Perfect, maybe. Exciting, not so much. Charlie often finds himself on a continuous loop, roaming down South Road into West Tisbury and swooping back up Middle Road or sometimes North Road – “You have to change it up or it becomes monotonous” – before starting all over again. If he really wants to mix it up, he’ll zip over to Squibnocket for a quick peek at the surf.

Mostly though, Charlie sits in his cruiser clocking traffic or at headquarters waiting for a call, for that chance to put into practice all he has learned about policing. But even Charlie has no illusions about what those calls most likely will be: beachgoers trespassing on a private beach, a wedding limousine stuck in a ditch off Middle Road, or, if it’s a bad day, perhaps a moped accident or a dog hit by a car. “It’s a small, quiet community, and you get the same calls, see the same things,” he says. “But at the same time, you’re glad you don’t see too much.”

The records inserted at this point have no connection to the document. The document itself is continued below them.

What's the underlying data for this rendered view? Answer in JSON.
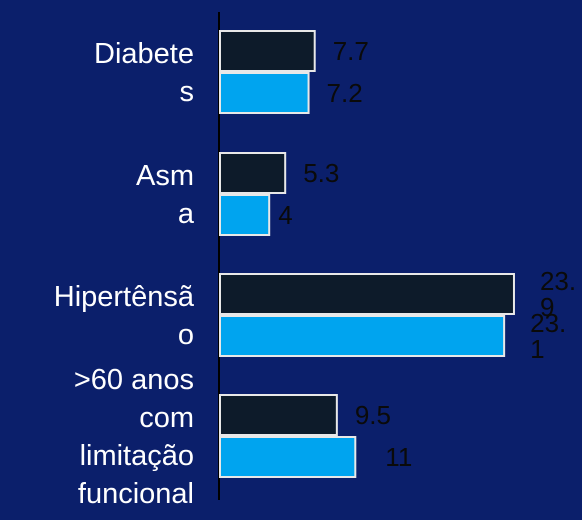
{
  "chart_data": {
    "type": "bar",
    "orientation": "horizontal",
    "categories": [
      [
        "Diabete",
        "s"
      ],
      [
        "Asm",
        "a"
      ],
      [
        "Hipertênsã",
        "o"
      ],
      [
        ">60 anos",
        "com",
        "limitação",
        "funcional"
      ]
    ],
    "series": [
      {
        "values": [
          7.7,
          5.3,
          23.9,
          9.5
        ],
        "color": "#0d1b2a",
        "data_labels": [
          [
            "7.7"
          ],
          [
            "5.3"
          ],
          [
            "23.",
            "9"
          ],
          [
            "9.5"
          ]
        ]
      },
      {
        "values": [
          7.2,
          4,
          23.1,
          11
        ],
        "color": "#00a4ef",
        "data_labels": [
          [
            "7.2"
          ],
          [
            "4"
          ],
          [
            "23.",
            "1"
          ],
          [
            "11"
          ]
        ]
      }
    ],
    "xlim": [
      0,
      28
    ],
    "grid": false,
    "legend": "none",
    "title": "",
    "xlabel": "",
    "ylabel": ""
  },
  "colors": {
    "background": "#0b1f6b",
    "axis": "#000000",
    "bar_border": "#e8e8e8"
  }
}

As dusk begins to settle over the Allen Farm, Charlie has seen enough from the speeding elderly woman: his radar clocked her going more than fifteen miles per hour over the speed limit and she left her car twice in the ten-minute stop, despite the warnings. Yet Charlie returns to the cruiser having issued her only a written warning. As he turns off the flashing roof lights and returns to his loop down South Road, he offers an explanation for this act of kindness, which, you sense, is a common response from Charlie-40. “She was a nice lady,” he says, smiling.